Personal information
- Full name: Behar Ramadani
- Date of birth: 6 April 1990 (age 35)
- Place of birth: Shkodër, Albania
- Height: 1.79 m (5 ft 10 in)
- Position: Defender; midfielder;

Team information
- Current team: Flamurtari Vlorë
- Number: 16

Youth career
- 2002–2008: Vllaznia Shkodër

Senior career*
- Years: Team / Apps / (Gls)
- 2008–2010: Burreli
- 2011–2013: Luftëtari / 33 / (1)
- 2013–2014: Vllaznia / 2 / (0)
- 2014: Tërbuni / 14 / (0)
- 2014–2015: Mamurrasi / 23 / (1)
- 2015–2019: Luftëtari / 108 / (6)
- 2019–2021: Vllaznia Shkodër / 25 / (0)
- 2021: Drenica / 14 / (0)
- 2021–: Flamurtari Vlorë / 43 / (3)

= Behar Ramadani =

Albanian footballer

Behar Ramadani (born 6 April 1990) is an Albanian football player who plays as a midfielder for Flamurtari Vlorë in Kategoria e Parë.

==Club career==
===Luftëtari Gjirokastër===
In August 2011, Ramadani moved to then Albanian First Division club Luftëtari Gjirokastër.
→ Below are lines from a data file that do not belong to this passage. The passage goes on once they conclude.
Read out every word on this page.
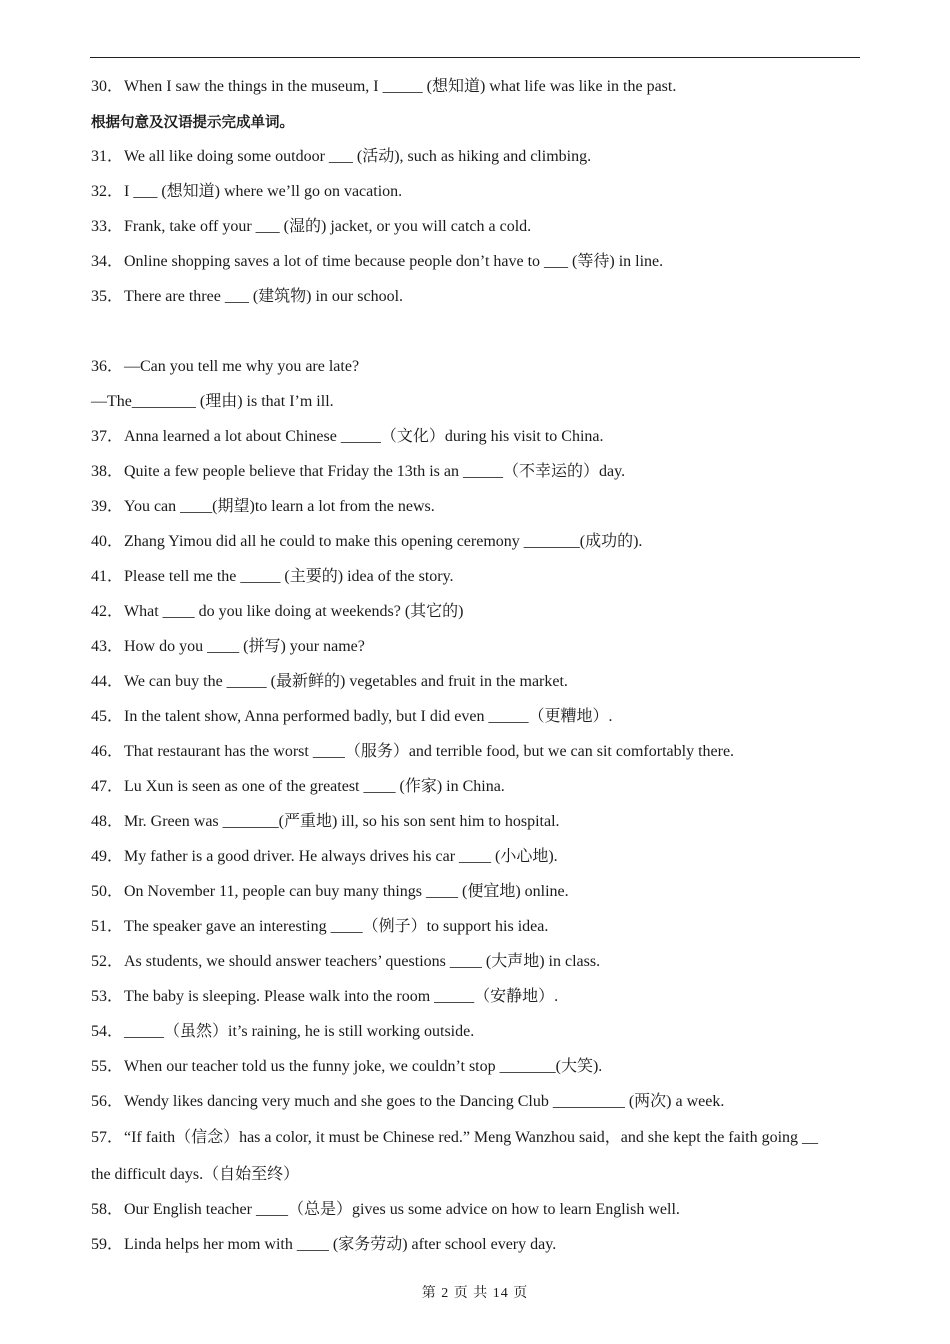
30．When I saw the things in the museum, I _____ (想知道) what life was like in the past.
根据句意及汉语提示完成单词。
31．We all like doing some outdoor ___ (活动), such as hiking and climbing.
32．I ___ (想知道) where we’ll go on vacation.
33．Frank, take off your ___ (湿的) jacket, or you will catch a cold.
34．Online shopping saves a lot of time because people don’t have to ___ (等待) in line.
35．There are three ___ (建筑物) in our school.
36．—Can you tell me why you are late?
—The________ (理由) is that I’m ill.
37．Anna learned a lot about Chinese _____（文化）during his visit to China.
38．Quite a few people believe that Friday the 13th is an _____（不幸运的）day.
39．You can ____(期望)to learn a lot from the news.
40．Zhang Yimou did all he could to make this opening ceremony _______(成功的).
41．Please tell me the _____ (主要的) idea of the story.
42．What ____ do you like doing at weekends? (其它的)
43．How do you ____ (拼写) your name?
44．We can buy the _____ (最新鲜的) vegetables and fruit in the market.
45．In the talent show, Anna performed badly, but I did even _____（更糟地）.
46．That restaurant has the worst ____（服务）and terrible food, but we can sit comfortably there.
47．Lu Xun is seen as one of the greatest ____ (作家) in China.
48．Mr. Green was _______(严重地) ill, so his son sent him to hospital.
49．My father is a good driver. He always drives his car ____ (小心地).
50．On November 11, people can buy many things ____ (便宜地) online.
51．The speaker gave an interesting ____（例子）to support his idea.
52．As students, we should answer teachers’ questions ____ (大声地) in class.
53．The baby is sleeping. Please walk into the room _____（安静地）.
54．_____（虽然）it’s raining, he is still working outside.
55．When our teacher told us the funny joke, we couldn’t stop _______(大笑).
56．Wendy likes dancing very much and she goes to the Dancing Club _________ (两次) a week.
57．“If faith（信念）has a color, it must be Chinese red.” Meng Wanzhou said，and she kept the faith going __
the difficult days.（自始至终）
58．Our English teacher ____（总是）gives us some advice on how to learn English well.
59．Linda helps her mom with ____ (家务劳动) after school every day.
第 2 页 共 14 页
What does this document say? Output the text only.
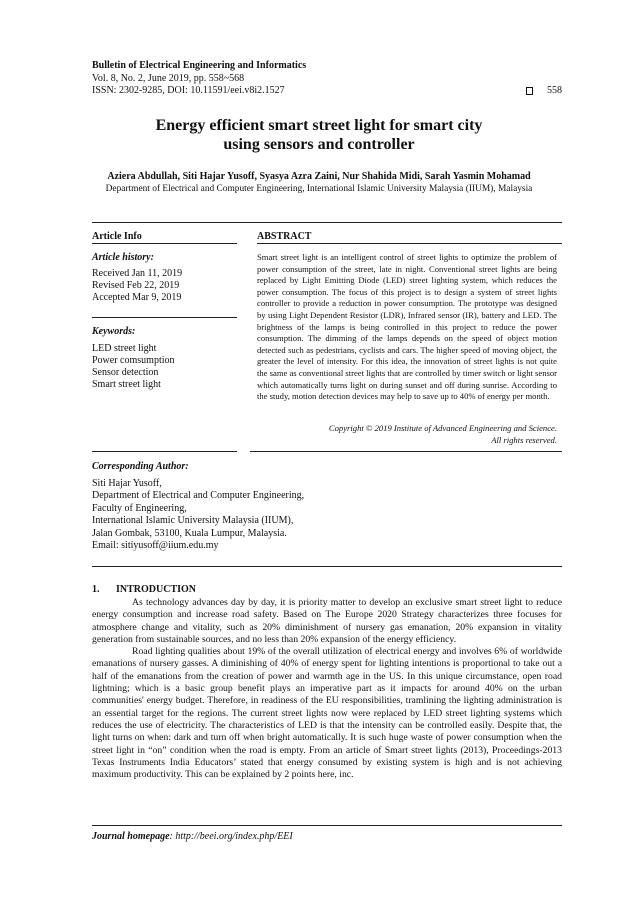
Bulletin of Electrical Engineering and Informatics
Vol. 8, No. 2, June 2019, pp. 558~568
ISSN: 2302-9285, DOI: 10.11591/eei.v8i2.1527	558
Energy efficient smart street light for smart city
using sensors and controller
Aziera Abdullah, Siti Hajar Yusoff, Syasya Azra Zaini, Nur Shahida Midi, Sarah Yasmin Mohamad
Department of Electrical and Computer Engineering, International Islamic University Malaysia (IIUM), Malaysia
Article Info	ABSTRACT
Article history:
Received Jan 11, 2019
Revised Feb 22, 2019
Accepted Mar 9, 2019
Keywords:
LED street light
Power comsumption
Sensor detection
Smart street light

Smart street light is an intelligent control of street lights to optimize the problem of power consumption of the street, late in night. Conventional street lights are being replaced by Light Emitting Diode (LED) street lighting system, which reduces the power consumption. The focus of this project is to design a system of street lights controller to provide a reduction in power consumption. The prototype was designed by using Light Dependent Resistor (LDR), Infrared sensor (IR), battery and LED. The brightness of the lamps is being controlled in this project to reduce the power consumption. The dimming of the lamps depends on the speed of object motion detected such as pedestrians, cyclists and cars. The higher speed of moving object, the greater the level of intensity. For this idea, the innovation of street lights is not quite the same as conventional street lights that are controlled by timer switch or light sensor which automatically turns light on during sunset and off during sunrise. According to the study, motion detection devices may help to save up to 40% of energy per month.

Copyright © 2019 Institute of Advanced Engineering and Science.
All rights reserved.
Corresponding Author:
Siti Hajar Yusoff,
Department of Electrical and Computer Engineering,
Faculty of Engineering,
International Islamic University Malaysia (IIUM),
Jalan Gombak, 53100, Kuala Lumpur, Malaysia.
Email: sitiyusoff@iium.edu.my
1. INTRODUCTION

As technology advances day by day, it is priority matter to develop an exclusive smart street light to reduce energy consumption and increase road safety. Based on The Europe 2020 Strategy characterizes three focuses for atmosphere change and vitality, such as 20% diminishment of nursery gas emanation, 20% expansion in vitality generation from sustainable sources, and no less than 20% expansion of the energy efficiency.

Road lighting qualities about 19% of the overall utilization of electrical energy and involves 6% of worldwide emanations of nursery gasses. A diminishing of 40% of energy spent for lighting intentions is proportional to take out a half of the emanations from the creation of power and warmth age in the US. In this unique circumstance, open road lightning; which is a basic group benefit plays an imperative part as it impacts for around 40% on the urban communities' energy budget. Therefore, in readiness of the EU responsibilities, tramlining the lighting administration is an essential target for the regions. The current street lights now were replaced by LED street lighting systems which reduces the use of electricity. The characteristics of LED is that the intensity can be controlled easily. Despite that, the light turns on when: dark and turn off when bright automatically. It is such huge waste of power consumption when the street light in “on” condition when the road is empty. From an article of Smart street lights (2013), Proceedings-2013 Texas Instruments India Educators’ stated that energy consumed by existing system is high and is not achieving maximum productivity. This can be explained by 2 points here, inc.

Journal homepage: http://beei.org/index.php/EEI
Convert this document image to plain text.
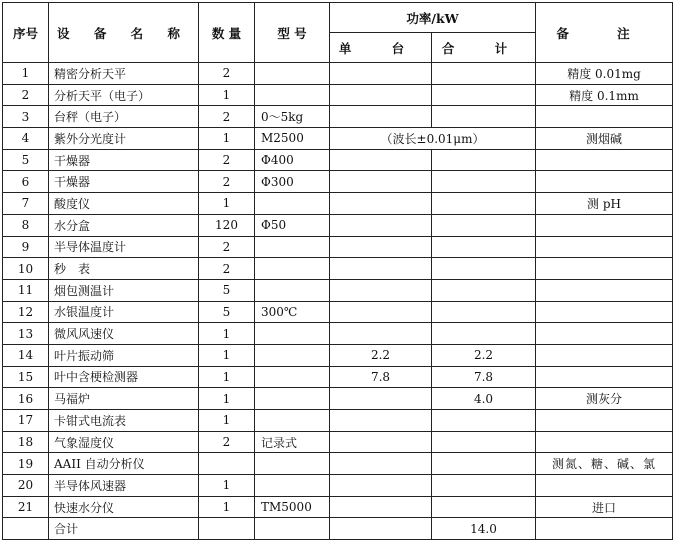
序号	设 备 名 称	数 量	型 号	功率/kW		备 注
				单 台	合 计	
1	精密分析天平	2				精度 0.01mg
2	分析天平（电子）	1				精度 0.1mm
3	台秤（电子）	2	0～5kg			
4	紫外分光度计	1	M2500	（波长±0.01μm）		测烟碱
5	干燥器	2	Φ400			
6	干燥器	2	Φ300			
7	酸度仪	1				测 pH
8	水分盒	120	Φ50			
9	半导体温度计	2				
10	秒　表	2				
11	烟包测温计	5				
12	水银温度计	5	300℃			
13	微风风速仪	1				
14	叶片振动筛	1		2.2	2.2	
15	叶中含梗检测器	1		7.8	7.8	
16	马福炉	1			4.0	测灰分
17	卡钳式电流表	1				
18	气象湿度仪	2	记录式			
19	AAII 自动分析仪					测氮、糖、碱、氯
20	半导体风速器	1				
21	快速水分仪	1	TM5000			进口
	合计				14.0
He made his league debut for the club on 10 September 2011 in a 1–0 home victory over KF Vlora. He played all ninety minutes of the match. He scored his first league goal for the club on 25 February 2012 in a 3–0 home victory over KF Himara. His goal, scored in the 66th minute, came just ten minutes after he had been subbed on, replacing Ermir Strati. He picked up a yellow card in the 85th minute.

===Vllaznia Shkodër===
In August 2013, Ramadani was sold to Albanian Superliga club Vllaznia Shkodër. He made his league debut for the club on 31 August 2013 in a 1–0 home loss to Flamurtari Vlorë. He was subbed off at halftime and was replaced by Arenc Dibra.

===Tërbuni Pukë===
In January 2014, Ramadani moved again, this time to Albanian First Division club Tërbuni Pukë. He made his league debut for the club on 8 February 2014 in a 3–1 home victory over Elbasani. He played all ninety minutes of the match.

===Mamurrasi===
In September 2014, he was sold to Mamurrasi in the Albanian First Division. Ramadani made his league debut for the club on 27 September 2014 in a 2–0 away victory over Kastrioti Krujë. He played all ninety minutes of the match. He scored his first league goal for the club on 6 December 2014 in a 1–0 away victory over Besëlidhja Lezhë. His goal came in the 17th minute of the match. Following a yellow card in the 28th minute, Ramadani picked up a second yellow and was subsequently sent off in the 47th minute.

===Return to Luftëtari Gjirokastër===
In September 2015, Ramadani returned to Luftëtari Gjirokastër. He made his first appearance in the league back with the club on 12 September 2015 in a 2–0 away victory over Dinamo Tirana. He played all ninety minutes of the match.